Cellat, rahipten teslim aldığı mahkumu sehpaya yatırıp argo deyişiyle fırına sürüp bıçağı aşağıya bırakmış. Güçlükle harekete geçen ağır demir, üçgen yivlerden sarsılarak aşağıya düşüp adamı öldürmeden boynunu yardığında dehşet anları başlamış. Adam korkunç bir çığlık atmış. Canı sıkılan cellat, bıçağı yukarı çekip yeniden bırakmış. Mahkumun boynunu ikinci kez ısıran bıçak, yine koparmamış. Mahkumla birlikte kalabalık da haykırmaya başlamış. Üçüncü darbenin bu işi bitireceğini uman cellat, bıçağı yeniden yukarı kaldırıp aşağı bırakmış. Sonuç yine aynı. Mahkumun ensesinden üçüncü bir kan deresi akmasına rağmen üçüncü darbe de başını koparmamış. Kısa keselim. Beş kez inip kalkan bıçak, inleyen ve canlı başını sallayarak merhamet dileyen mahkumu öldürmemiş. Öfkelenen halk yerden aldığı taşları sefil cellada fırlamış. Giyotinin yanından kaçan cellat, jandarmanın arkasına sığınmış. Ama daha sonuna gelmedik. Giyotin sehpasında tek başına kaldığını fark eden mahkum, boynundan kanlar fışkırırken omzundan sarkan yarı kesik başını tutarak ürkütücü bir şekilde doğrulup boğuk çığlıklarla kafasının koparılmasını istemiş. Merhamet duygularıyla coşan halk jandarmaları zorlayıp ölüm cezasını beş kez çeken bahtsızın yardımına koşmak üzereyken, celladın 20 yaşında bir genç olan uşağı giyotin sehpasına çıkıp mahkuma ellerini çözeceği için sırtını dönmesini söylemiş ve hiçbir endişe duymadan söyleneni yapan can çekişen adamın sırtına sıçrayıp elindeki kasap bıçağıyla boynunun hala kopmayan kısmını acımasızca kesmiş. Evet, bütün bunlar yaşanmış gerçeklerdir.

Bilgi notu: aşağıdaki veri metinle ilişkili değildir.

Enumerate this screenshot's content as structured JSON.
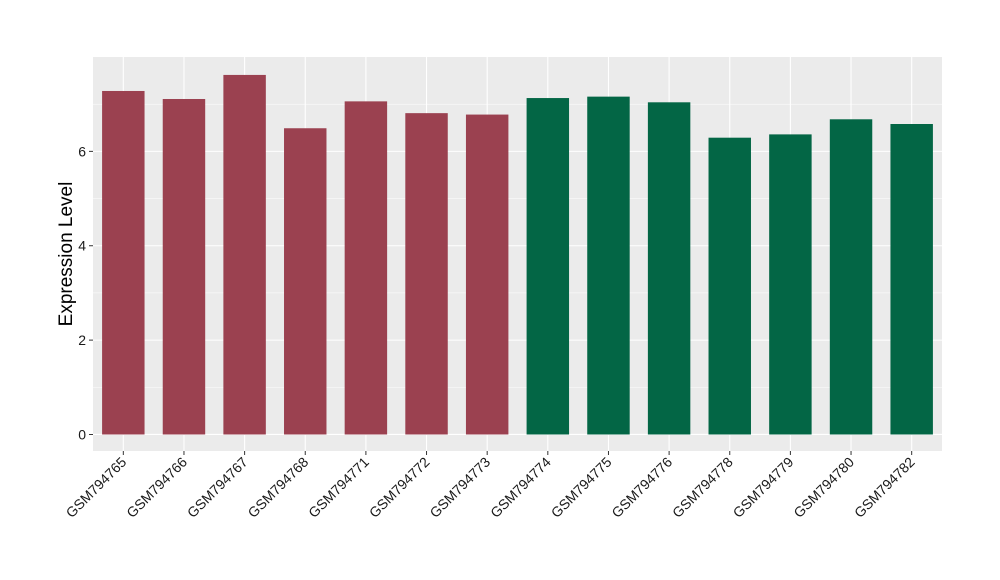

Vekillerin giyotin sehpasına yatırılmaması adına kararlar çıkarken halk bu şekilde katledilmiş. Tek bir dönem değil, gerçekten uzun bir süre insanların hayatına son verilmiş. Bir de şaka gibi halka açık. İlginçtir ki belirli kesimler idam cezasını da istemekte. Ne olursa olsun bir insanın ölümü bu kadar kolay mı gerçekten?

Cellat daima insanlık suçu işler, ne olursa olsun.
 
Osmanlı'da duygularını kaybetmeleri için cellatlar sağırlardan seçilirmiş.
Ölüm neye göre hak oluyor? Empati önemli bu noktada.
Dünya üzerindeki dinlerin çoğunda haksız yere insan öldürmenin cezası ölümdür. İnanıp inanmamanız beni ilgilendirmiyor. Orta çağ cellatları dinine bağlıydı.
 
Orta çağda haksız idam olmadı diyorsunuz galiba.
Hayır haksız idam demiyorum cellatların sorgulamaması için Türklerdeki mankurtlara benzer kişilerden seçilirdi. Dinine körü körüne bağlı, hiçbir şekilde kararları sorgulamayacak kişiler olurdu. Tabii ki hahamlar ve piskoposlar çokça kez bu dini kuralları çiğneyip kendi siyasi görüşleri doğrultusunda insanları suçlayarak öldürtmüştür. Çok masum insan öldü.
 
Hayır haksız idam demiyorum cellatların sorgulamaması için Türklerdeki mankurtlara benzer kişilerden seçilirdi. Dinine körü körüne bağlı, hiçbir şekilde kararları sorgulamayacak kişiler olurdu. Tabii ki hahamlar ve piskoposlar çokça kez bu dini kuralları çiğneyip kendi siyasi görüşleri doğrultusunda insanları suçlayarak öldürtmüştür. Çok masum insan öldü.

Konunun bu noktaya gelmesi tarafımca iyi oldu. Din eğer üzerimize bir yük yüklüyor ise, insan nasıl olur da sorgulamadan bir canı alabilir?
 
Konunun bu noktaya gelmesi tarafımca iyi oldu. Din eğer üzerimize bir yük yüklüyor ise, insan nasıl olur da sorgulamadan bir canı alabilir?
Hocam o tarafa çok çekmeyelim de ben cellatların ve yapılan idamların gerekçesini söyledim sadece. Mesela sen suçsuzsun ama bir din adamının karşıt görüşünü benimsedin. O zaman seni vatana ihanetle veya dini yozlaştırmakla suçlayıp halkı galeyana getiriyor. Nüfuz elde edip idam ettiriyor. Yapılan idamların çoğunda halkın desteği vardır. Yoksa kolay kolay binlerce kişiyi asamazlardı.